Content-Aware Segmentation
![]()
Albireo data optimization technology delivers deduplication at the sub-file level. Facilities are provided for both fixed-block and variable-block data deduplication. Variable-block deduplication begins when data is intelligently segmented into chunks of variable length (based on an analysis of its content). This additional step can provide substantial savings over and above more traditional fixed-block deduplication schemes. Fixed-block deduplication cannot reclaim space when duplicate chunks of data are not aligned on block boundaries. For example, if container objects (such as ZIP archives) that share some files in common are broken into fixed-size blocks, the chunks will deduplicate only if embedded files are stored with identical alignment within each container, which is unlikely. To handle deduplication of chunks with arbitrary alignment, Albireo supports content aware deduplication APIs. These APIs perform intelligent variable segmentation based on the type of stream or file being processed.
Albireo’s content-aware segmentation breaks large container objects into variable-sized chunks as new data is pushed to Albireo. Content-aware scanners analyze the data stream to identify chunk boundaries to provide optimal deduplication. This is a benefit where duplicate data occurs in container objects having different block alignments (as when the same files appear within two Zip archives). Content-aware segmentation ensures that the embedded files are located and deduplicated even if the files appear at different offsets within two container objects.

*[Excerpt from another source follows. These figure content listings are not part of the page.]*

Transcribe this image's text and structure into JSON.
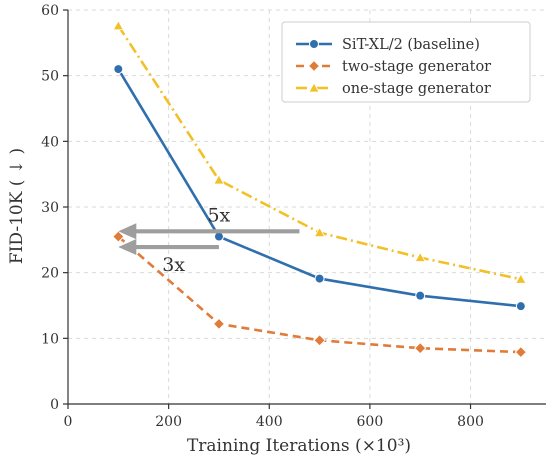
{
  "chart_data": {
    "type": "line",
    "title": "",
    "xlabel": "Training Iterations (×10³)",
    "ylabel": "FID-10K ( ↓ )",
    "xlim": [
      0,
      950
    ],
    "ylim": [
      0,
      60
    ],
    "xticks": [
      0,
      200,
      400,
      600,
      800
    ],
    "yticks": [
      0,
      10,
      20,
      30,
      40,
      50,
      60
    ],
    "grid": true,
    "legend_position": "top-right",
    "x": [
      100,
      300,
      500,
      700,
      900
    ],
    "series": [
      {
        "name": "SiT-XL/2 (baseline)",
        "values": [
          51.0,
          25.5,
          19.1,
          16.5,
          14.9
        ],
        "color": "#2f6fad",
        "marker": "circle",
        "line_style": "solid"
      },
      {
        "name": "two-stage generator",
        "values": [
          25.5,
          12.2,
          9.7,
          8.5,
          7.9
        ],
        "color": "#e07b39",
        "marker": "diamond",
        "line_style": "dashed"
      },
      {
        "name": "one-stage generator",
        "values": [
          57.6,
          34.1,
          26.1,
          22.3,
          19.0
        ],
        "color": "#f2c027",
        "marker": "triangle",
        "line_style": "dashdot"
      }
    ],
    "annotations": [
      {
        "label": "5x",
        "from": [
          460,
          26.3
        ],
        "to": [
          100,
          26.3
        ],
        "color": "#9e9e9e"
      },
      {
        "label": "3x",
        "from": [
          300,
          23.9
        ],
        "to": [
          100,
          23.9
        ],
        "color": "#9e9e9e"
      }
    ]
  }
}
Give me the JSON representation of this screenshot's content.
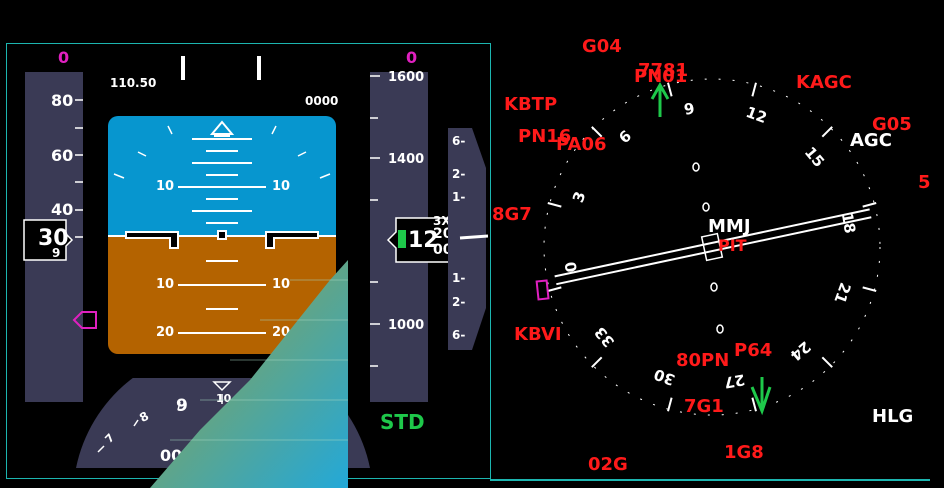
{
  "pfd": {
    "speed_top": "0",
    "alt_top": "0",
    "frequency": "110.50",
    "heading_readout": "0000",
    "speed_ticks": [
      "80",
      "60",
      "40"
    ],
    "speed_box": "30",
    "speed_box_sub": "9",
    "alt_ticks": [
      "1600",
      "1400",
      "1000"
    ],
    "alt_box": "12",
    "alt_box_roll": "20",
    "alt_box_roll_prev": "3X",
    "alt_box_roll_next": "00",
    "vs_ticks_top": [
      "6-",
      "2-",
      "1-"
    ],
    "vs_ticks_bottom": [
      "1-",
      "2-",
      "6-"
    ],
    "baro_mode": "STD",
    "pitch_labels": [
      "10",
      "10",
      "10",
      "10",
      "20",
      "20"
    ],
    "heading_partial": "000",
    "compass_labels": [
      "10",
      "9",
      "8",
      "7"
    ]
  },
  "nd": {
    "waypoints_red": [
      "G04",
      "7781",
      "PN01",
      "KAGC",
      "KBTP",
      "G05",
      "PN16",
      "PA06",
      "5",
      "8G7",
      "KBVI",
      "P64",
      "80PN",
      "7G1",
      "1G8",
      "02G",
      "PIT"
    ],
    "waypoints_white": [
      "AGC",
      "MMJ",
      "HLG"
    ],
    "rose_labels": [
      "6",
      "9",
      "12",
      "15",
      "18",
      "21",
      "24",
      "27",
      "30",
      "33",
      "0",
      "3"
    ],
    "colors": {
      "waypoint_red": "#ff1a1a",
      "waypoint_white": "#ffffff",
      "nav_green": "#1ec84a",
      "magenta": "#e020c0",
      "frame_cyan": "#1cb5b0"
    }
  }
}
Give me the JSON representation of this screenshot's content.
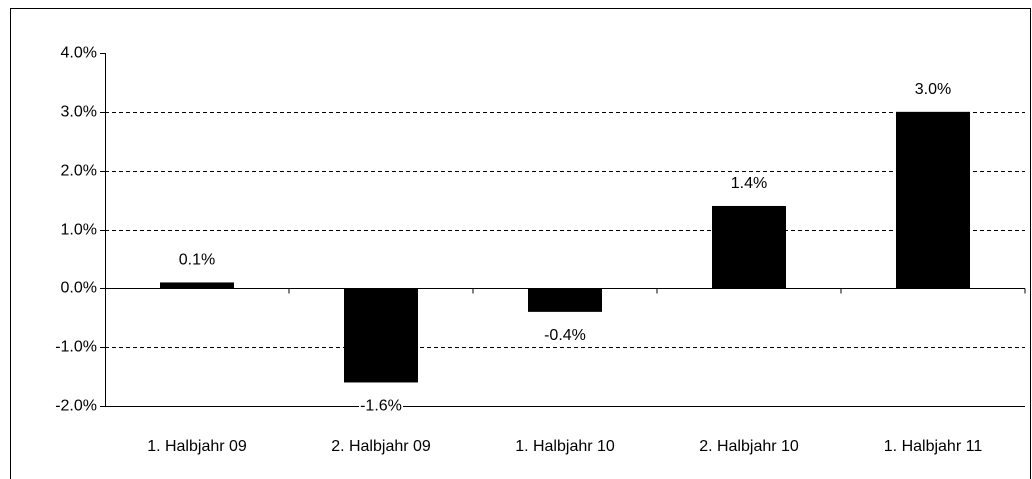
{
  "chart_data": {
    "type": "bar",
    "categories": [
      "1. Halbjahr 09",
      "2. Halbjahr 09",
      "1. Halbjahr 10",
      "2. Halbjahr 10",
      "1. Halbjahr 11"
    ],
    "values": [
      0.1,
      -1.6,
      -0.4,
      1.4,
      3.0
    ],
    "value_labels": [
      "0.1%",
      "-1.6%",
      "-0.4%",
      "1.4%",
      "3.0%"
    ],
    "color": "#000000",
    "ylim": [
      -2,
      4
    ],
    "yticks": [
      {
        "value": -2,
        "label": "-2.0%"
      },
      {
        "value": -1,
        "label": "-1.0%"
      },
      {
        "value": 0,
        "label": "0.0%"
      },
      {
        "value": 1,
        "label": "1.0%"
      },
      {
        "value": 2,
        "label": "2.0%"
      },
      {
        "value": 3,
        "label": "3.0%"
      },
      {
        "value": 4,
        "label": "4.0%"
      }
    ],
    "grid": true
  }
}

Albireo provides a “plug-in architecture” for content-aware, variable-length segmentation along with several scanner modules for popular formats. Albireo uses content “scanners” to identify and optimize deduplication of objects within specific compound data formats (e.g. Microsoft Office documents, ZIP, PDF, tar). Data is analyzed by the scanners in real-time delivering rapid identification and deliver the data in optimal formats to enable efficient data optimization. The scanners loaded in Albireo, mentioned above, provide a set of scanners most often found in business data stores. An API is available for OEMs to create and implement their own application-specific scanners for further customization and savings.